Well, today was an odd day to say the least. It started out just fine, work was good I was only one customer shy of my daily goal.



I knew things where about to do a 180 when I stopped quickly by my parents, and my dad says to me “You're going to need a hug” and gives me a hug. As much as I love hugs, no conversation that starts that way is going anyplace good! Turns out, that we've been evicted again. Pretty sweet huh? Considering the fact that I can hardly afford food only paying $200 a month for rent and utilities, this should be interesting. I get the impression from my sister, that we are moving even if we are once again unevicted. She's had enough of this crap.



Next I talked to Kyle on the telephone. I made a suggestion, and he agreed that it was a good idea. So, we are postponing the wedding. Last time he moved out to BC things went very wrong, so we've agreed that maybe it is best to work on keeping things running smoothly next time he comes to BC without the added pressure of saving the money to get married etc. So much has changed since we got engaged, that it is best to make sure things will work before getting married, as opposed to getting married and then finding out if things will work.

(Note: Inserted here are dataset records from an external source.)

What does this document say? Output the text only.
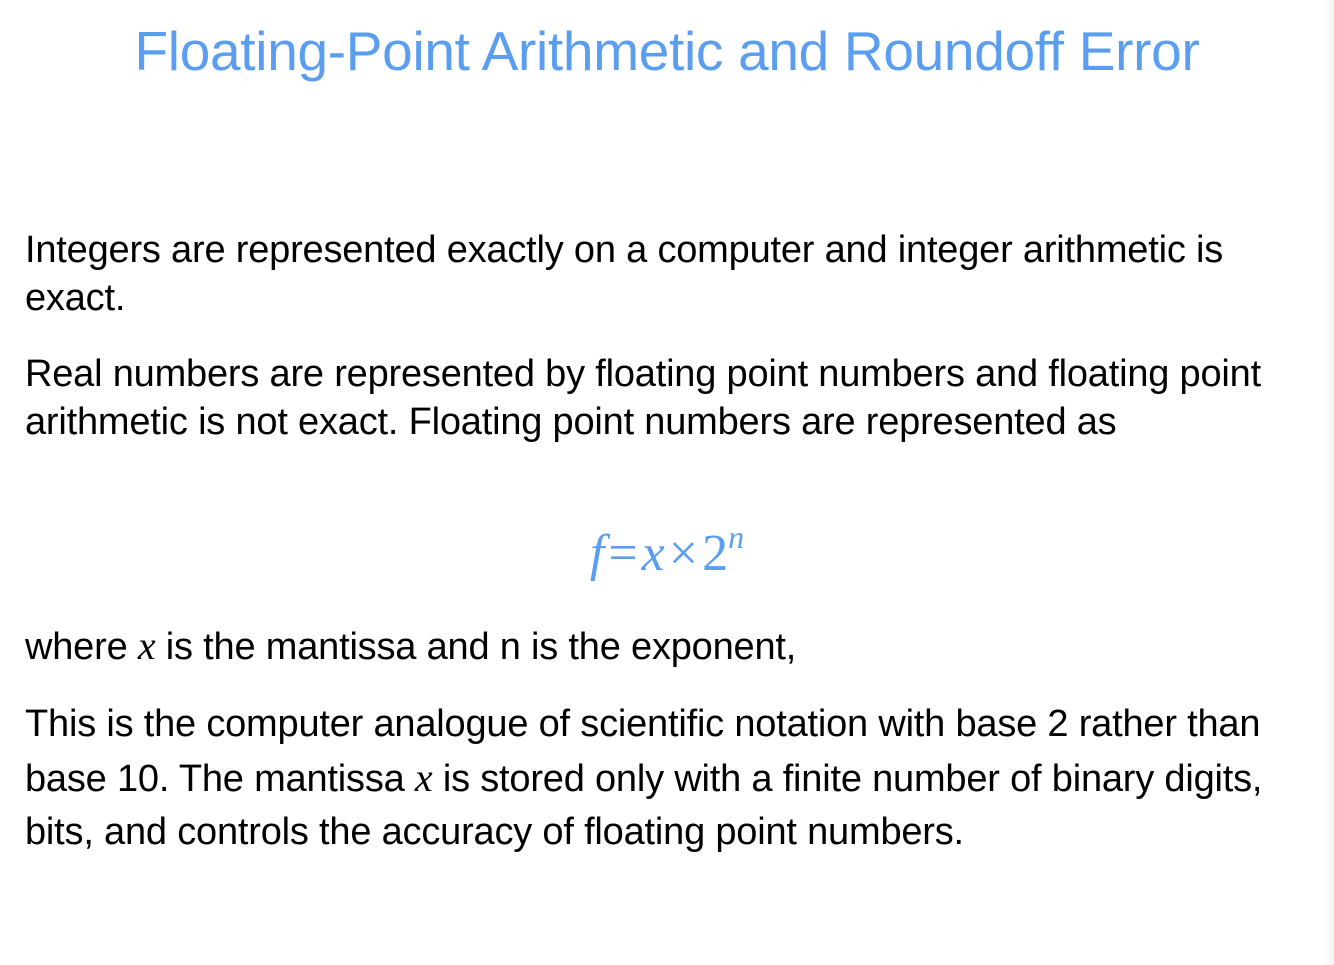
Floating-Point Arithmetic and Roundoff Error
Integers are represented exactly on a computer and integer arithmetic is exact.
Real numbers are represented by floating point numbers and floating point arithmetic is not exact. Floating point numbers are represented as
$f=x\times 2^n$
where x is the mantissa and n is the exponent,
This is the computer analogue of scientific notation with base 2 rather than base 10. The mantissa x is stored only with a finite number of binary digits, bits, and controls the accuracy of floating point numbers.
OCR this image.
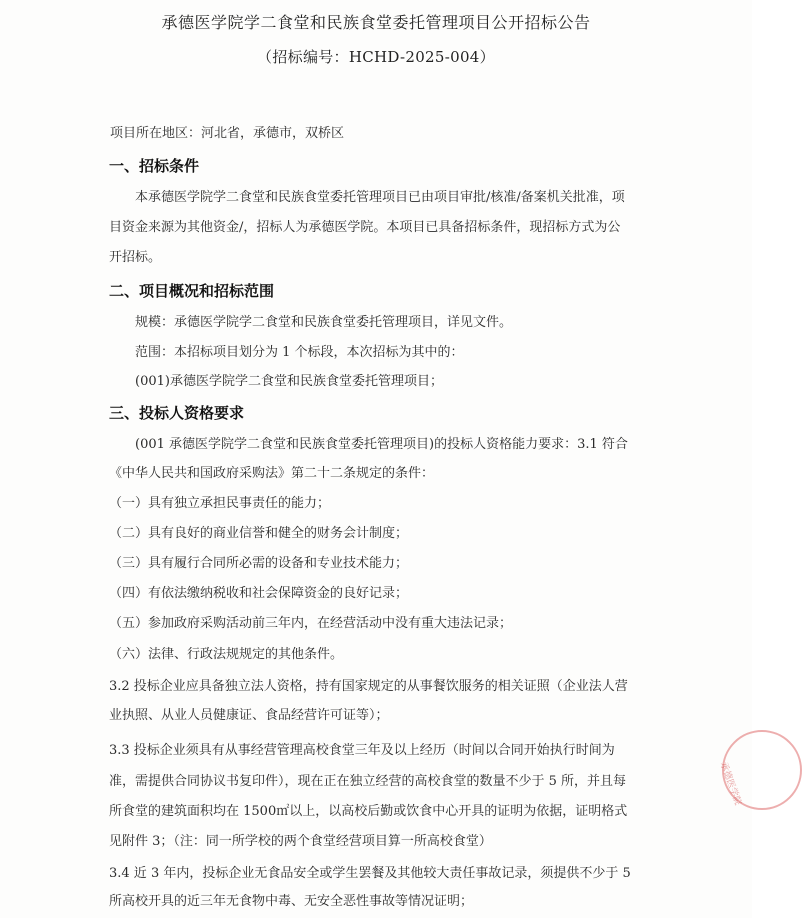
承德医学院学二食堂和民族食堂委托管理项目公开招标公告
（招标编号：HCHD-2025-004）
项目所在地区：河北省，承德市，双桥区
一、招标条件
本承德医学院学二食堂和民族食堂委托管理项目已由项目审批/核准/备案机关批准，项
目资金来源为其他资金/，招标人为承德医学院。本项目已具备招标条件，现招标方式为公
开招标。
二、项目概况和招标范围
规模：承德医学院学二食堂和民族食堂委托管理项目，详见文件。
范围：本招标项目划分为 1 个标段，本次招标为其中的：
(001)承德医学院学二食堂和民族食堂委托管理项目；
三、投标人资格要求
(001 承德医学院学二食堂和民族食堂委托管理项目)的投标人资格能力要求：3.1 符合
《中华人民共和国政府采购法》第二十二条规定的条件：
（一）具有独立承担民事责任的能力；
（二）具有良好的商业信誉和健全的财务会计制度；
（三）具有履行合同所必需的设备和专业技术能力；
（四）有依法缴纳税收和社会保障资金的良好记录；
（五）参加政府采购活动前三年内，在经营活动中没有重大违法记录；
（六）法律、行政法规规定的其他条件。
3.2 投标企业应具备独立法人资格，持有国家规定的从事餐饮服务的相关证照（企业法人营
业执照、从业人员健康证、食品经营许可证等）；
3.3 投标企业须具有从事经营管理高校食堂三年及以上经历（时间以合同开始执行时间为
准，需提供合同协议书复印件），现在正在独立经营的高校食堂的数量不少于 5 所，并且每
所食堂的建筑面积均在 1500㎡以上，以高校后勤或饮食中心开具的证明为依据，证明格式
见附件 3；（注：同一所学校的两个食堂经营项目算一所高校食堂）
3.4 近 3 年内，投标企业无食品安全或学生罢餐及其他较大责任事故记录，须提供不少于 5
所高校开具的近三年无食物中毒、无安全恶性事故等情况证明；
承德医学院
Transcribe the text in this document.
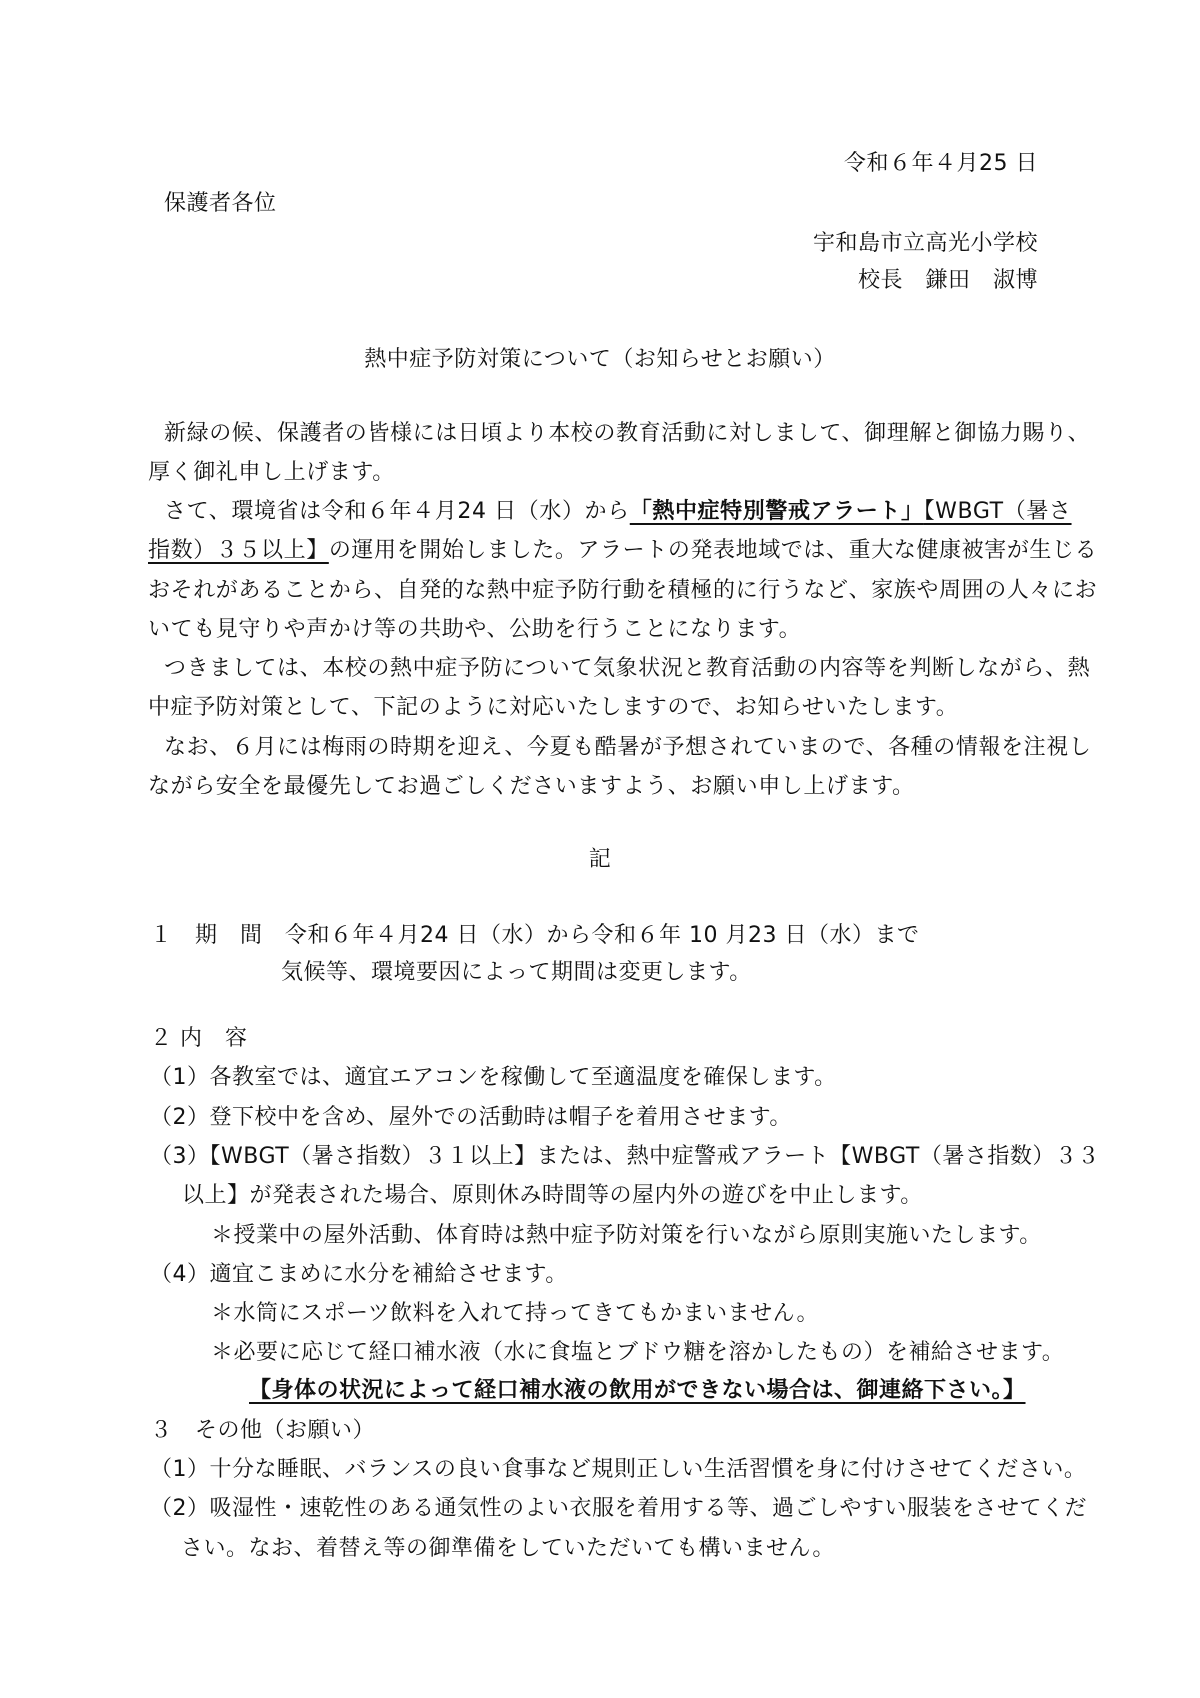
令和６年４月25 日
保護者各位
宇和島市立高光小学校
校長　鎌田　淑博
熱中症予防対策について（お知らせとお願い）
新緑の候、保護者の皆様には日頃より本校の教育活動に対しまして、御理解と御協力賜り、
厚く御礼申し上げます。
さて、環境省は令和６年４月24 日（水）から「熱中症特別警戒アラート」【WBGT（暑さ
指数）３５以上】の運用を開始しました。アラートの発表地域では、重大な健康被害が生じる
おそれがあることから、自発的な熱中症予防行動を積極的に行うなど、家族や周囲の人々にお
いても見守りや声かけ等の共助や、公助を行うことになります。
つきましては、本校の熱中症予防について気象状況と教育活動の内容等を判断しながら、熱
中症予防対策として、下記のように対応いたしますので、お知らせいたします。
なお、６月には梅雨の時期を迎え、今夏も酷暑が予想されていまので、各種の情報を注視し
ながら安全を最優先してお過ごしくださいますよう、お願い申し上げます。
記
１　期　間　令和６年４月24 日（水）から令和６年 10 月23 日（水）まで
気候等、環境要因によって期間は変更します。
２ 内　容
（1）各教室では、適宜エアコンを稼働して至適温度を確保します。
（2）登下校中を含め、屋外での活動時は帽子を着用させます。
（3）【WBGT（暑さ指数）３１以上】または、熱中症警戒アラート【WBGT（暑さ指数）３３
以上】が発表された場合、原則休み時間等の屋内外の遊びを中止します。
＊授業中の屋外活動、体育時は熱中症予防対策を行いながら原則実施いたします。
（4）適宜こまめに水分を補給させます。
＊水筒にスポーツ飲料を入れて持ってきてもかまいません。
＊必要に応じて経口補水液（水に食塩とブドウ糖を溶かしたもの）を補給させます。
【身体の状況によって経口補水液の飲用ができない場合は、御連絡下さい。】
３　その他（お願い）
（1）十分な睡眠、バランスの良い食事など規則正しい生活習慣を身に付けさせてください。
（2）吸湿性・速乾性のある通気性のよい衣服を着用する等、過ごしやすい服装をさせてくだ
さい。なお、着替え等の御準備をしていただいても構いません。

Lastly, I inadvertently insulted someone who I actually like a lot! I was picking on her in regards to a certain subject, and as it turns out, it's a sensitive subject. She's putting on a brave face, and making the best of a less than perfect situation, and she is doing so well, that I didn't even realize it was a soft spot. Once I realized I had offended her, I was quick to apologize, and I truly do feel bad for it. She's a great girl, and I really like her, the last thing I ever wanted was to hurt her feelings or insult her.



It's pretty sad really, when work is your escape. You're time and place to be able to laugh and not worry about all the bad things going on in your life. That is what my work is right now. I can just laugh and joke around with my coworkers and for a few hours not stress out about all the crap in my life that seems to be falling down around my feet. Some days I just don't feel strong enough to pick up all the pieces. I will though, I always do.